International Council for Research and Innovation in Building and Construction
- Abbreviation: CIB
- Formation: June 1953
- Type: International non-governmental and non-profit association

= International Council for Research and Innovation in Building and Construction =

The International Council for Research and Innovation in Building and Construction (known as CIB) is an international non-governmental and non-profit association that promotes international exchange and cooperation in building and construction research and innovation.

CIB was founded in Geneva, Switzerland, in June 1953 as the International Council for Building Research, Studies and Documentation. CIB replaced the International Council for Building Documentation established in Paris in 1950. The association adopted its present name in 1998 while retaining the abbreviation CIB.

CIB organizes working commissions and task groups composed of experts in defined areas of the built environment. These groups coordinate research and information-exchange projects, organize conferences, and produce scientific publications. CIB has relationships with several International Organization for Standardization technical committees. These relationships committees concerned with buildings and civil engineering works, fire safety, accessibility of the built environment, and steel structures.

== Organisation and Governance ==

CIB is governed by a General Assembly, which meets annually and has final approval over the association's policies. Every three years, the General Assembly elects a Board of up to 25 members during the CIB World Building Congress.
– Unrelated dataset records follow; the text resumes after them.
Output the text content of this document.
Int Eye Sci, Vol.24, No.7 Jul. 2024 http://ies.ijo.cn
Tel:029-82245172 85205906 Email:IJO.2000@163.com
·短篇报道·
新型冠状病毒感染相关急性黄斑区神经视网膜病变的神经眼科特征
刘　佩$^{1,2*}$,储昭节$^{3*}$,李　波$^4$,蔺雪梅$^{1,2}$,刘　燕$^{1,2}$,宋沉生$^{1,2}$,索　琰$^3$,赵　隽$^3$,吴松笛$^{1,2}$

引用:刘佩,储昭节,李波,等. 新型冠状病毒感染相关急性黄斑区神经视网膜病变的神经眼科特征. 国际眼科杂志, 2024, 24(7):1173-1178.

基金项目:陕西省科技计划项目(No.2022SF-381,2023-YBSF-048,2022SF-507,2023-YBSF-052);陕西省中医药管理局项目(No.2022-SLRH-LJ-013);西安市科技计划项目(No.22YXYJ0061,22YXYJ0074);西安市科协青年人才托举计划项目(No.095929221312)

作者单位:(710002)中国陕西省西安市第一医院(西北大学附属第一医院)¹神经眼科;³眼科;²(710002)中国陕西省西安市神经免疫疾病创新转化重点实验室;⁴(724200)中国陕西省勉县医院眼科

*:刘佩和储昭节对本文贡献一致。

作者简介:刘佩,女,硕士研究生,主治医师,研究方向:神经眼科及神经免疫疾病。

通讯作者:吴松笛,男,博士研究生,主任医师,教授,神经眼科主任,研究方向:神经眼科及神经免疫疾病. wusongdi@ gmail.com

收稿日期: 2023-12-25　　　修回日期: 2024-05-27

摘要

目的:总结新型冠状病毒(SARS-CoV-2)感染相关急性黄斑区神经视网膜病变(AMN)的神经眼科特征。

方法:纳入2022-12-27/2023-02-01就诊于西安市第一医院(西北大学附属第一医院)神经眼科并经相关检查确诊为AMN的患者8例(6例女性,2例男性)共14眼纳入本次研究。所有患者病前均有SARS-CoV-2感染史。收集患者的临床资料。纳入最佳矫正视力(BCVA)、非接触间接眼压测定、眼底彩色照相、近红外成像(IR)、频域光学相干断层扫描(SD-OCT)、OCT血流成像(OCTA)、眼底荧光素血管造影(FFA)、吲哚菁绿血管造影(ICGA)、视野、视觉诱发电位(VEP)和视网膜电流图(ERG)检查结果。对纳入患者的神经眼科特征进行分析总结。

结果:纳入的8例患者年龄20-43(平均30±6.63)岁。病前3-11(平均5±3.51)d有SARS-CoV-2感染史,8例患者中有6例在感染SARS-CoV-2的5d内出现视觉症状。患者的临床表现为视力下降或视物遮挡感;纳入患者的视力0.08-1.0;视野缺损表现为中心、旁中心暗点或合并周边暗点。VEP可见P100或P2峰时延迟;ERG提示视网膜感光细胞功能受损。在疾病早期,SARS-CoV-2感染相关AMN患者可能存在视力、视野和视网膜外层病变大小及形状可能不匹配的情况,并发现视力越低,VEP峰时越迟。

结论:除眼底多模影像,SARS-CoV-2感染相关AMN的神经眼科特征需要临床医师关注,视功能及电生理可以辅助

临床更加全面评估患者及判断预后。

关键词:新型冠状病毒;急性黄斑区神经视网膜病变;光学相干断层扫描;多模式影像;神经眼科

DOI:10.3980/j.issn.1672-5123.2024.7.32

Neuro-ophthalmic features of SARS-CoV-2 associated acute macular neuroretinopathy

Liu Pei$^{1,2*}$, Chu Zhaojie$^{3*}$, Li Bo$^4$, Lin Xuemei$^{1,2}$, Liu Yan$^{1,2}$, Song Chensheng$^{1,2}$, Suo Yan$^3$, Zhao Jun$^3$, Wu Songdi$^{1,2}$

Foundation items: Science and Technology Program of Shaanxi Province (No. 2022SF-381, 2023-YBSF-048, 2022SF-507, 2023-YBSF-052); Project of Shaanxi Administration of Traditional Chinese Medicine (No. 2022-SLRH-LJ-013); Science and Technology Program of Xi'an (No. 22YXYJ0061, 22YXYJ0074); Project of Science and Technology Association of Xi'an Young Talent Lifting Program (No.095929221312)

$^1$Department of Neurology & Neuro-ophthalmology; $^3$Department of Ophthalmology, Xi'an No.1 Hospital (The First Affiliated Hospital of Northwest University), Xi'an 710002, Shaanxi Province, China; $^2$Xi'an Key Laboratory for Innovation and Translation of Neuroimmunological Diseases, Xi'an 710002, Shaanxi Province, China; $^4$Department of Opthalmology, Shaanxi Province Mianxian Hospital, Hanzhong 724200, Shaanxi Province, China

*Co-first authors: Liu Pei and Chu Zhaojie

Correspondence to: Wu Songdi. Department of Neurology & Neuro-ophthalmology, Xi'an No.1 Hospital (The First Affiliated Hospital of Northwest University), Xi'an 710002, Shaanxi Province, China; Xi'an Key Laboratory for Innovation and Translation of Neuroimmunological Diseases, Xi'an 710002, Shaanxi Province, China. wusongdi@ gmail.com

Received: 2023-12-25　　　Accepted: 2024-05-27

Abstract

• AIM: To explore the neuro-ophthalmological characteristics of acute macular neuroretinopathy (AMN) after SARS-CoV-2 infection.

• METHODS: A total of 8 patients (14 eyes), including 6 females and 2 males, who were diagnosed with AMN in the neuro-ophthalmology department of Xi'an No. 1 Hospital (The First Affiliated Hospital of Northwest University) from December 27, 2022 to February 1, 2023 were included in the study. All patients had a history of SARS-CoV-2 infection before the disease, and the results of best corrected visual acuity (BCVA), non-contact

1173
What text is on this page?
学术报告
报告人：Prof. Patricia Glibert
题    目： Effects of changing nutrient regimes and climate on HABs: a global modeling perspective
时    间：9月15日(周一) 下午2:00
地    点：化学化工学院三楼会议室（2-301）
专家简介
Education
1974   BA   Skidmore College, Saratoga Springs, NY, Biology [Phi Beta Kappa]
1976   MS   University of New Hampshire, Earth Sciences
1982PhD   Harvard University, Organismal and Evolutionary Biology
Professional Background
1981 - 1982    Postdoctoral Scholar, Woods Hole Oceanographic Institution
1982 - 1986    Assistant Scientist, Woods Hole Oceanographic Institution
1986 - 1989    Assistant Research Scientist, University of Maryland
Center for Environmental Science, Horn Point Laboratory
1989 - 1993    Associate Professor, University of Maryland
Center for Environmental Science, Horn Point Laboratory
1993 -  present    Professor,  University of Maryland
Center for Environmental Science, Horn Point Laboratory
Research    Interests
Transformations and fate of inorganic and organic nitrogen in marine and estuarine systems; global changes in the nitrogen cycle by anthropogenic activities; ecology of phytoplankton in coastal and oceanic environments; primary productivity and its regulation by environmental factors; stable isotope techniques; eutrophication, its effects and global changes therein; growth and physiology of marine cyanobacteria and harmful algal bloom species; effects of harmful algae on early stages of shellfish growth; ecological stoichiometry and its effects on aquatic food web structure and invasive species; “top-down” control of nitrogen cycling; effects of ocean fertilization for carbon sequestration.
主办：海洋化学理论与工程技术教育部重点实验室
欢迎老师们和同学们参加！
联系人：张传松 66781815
The Board operates through five standing committees: the Officers' Committee, Programme Committee, Administration Committee, Membership and Communications Committee, and Future Leaders Committee. CIB's research activities are organized through Working Commissions and Task Groups. Working Commissions have longer-term programmes covering broad research areas. Task Groups are established for a limited period and have more defined objectives.

=== Board ===
The current Board is led by President Dongping Fang of Tsinghua University, with Vice Presidents Ron Wakefield of RMIT University and Piia Sormunen of Tampere University. Anil Kashyap serves as Treasurer. Kim Haugbølle of Aalborg University chairs the Programme Committee, Srinath Perera of Western Sydney University chairs the Future Leaders Committee, and Georg Reichard of Georgia Institute of Technology chairs the Membership and Communications Committee. Makarand Hastak of Purdue University serves as Immediate Past President. The Board also includes 15 other members representing academic, research, and industry organizations.

=== Working Commissions and Task Groups ===
CIB organises much of its scientific activity through Working Commissions and Task Groups, which are groups of researchers and practitioners working in defined areas of the built environment. As of mid-2026, CIB has 33 active Working Commissions and 7 Task Groups. Working Commissions have a longer-term status and broader programme of activities, while Task Groups are established for a limited period with more specific objectives.

The Commissions cover a broad range of subjects, including building economics, construction management, information technology in construction, building performance, safety and health, disaster resilience and sustainable construction. Examples include commissions on Building Economics, Information Technology for Construction, Safety and Health in Construction, Smart and Sustainable Built Environments, and Disasters and the Built Environment.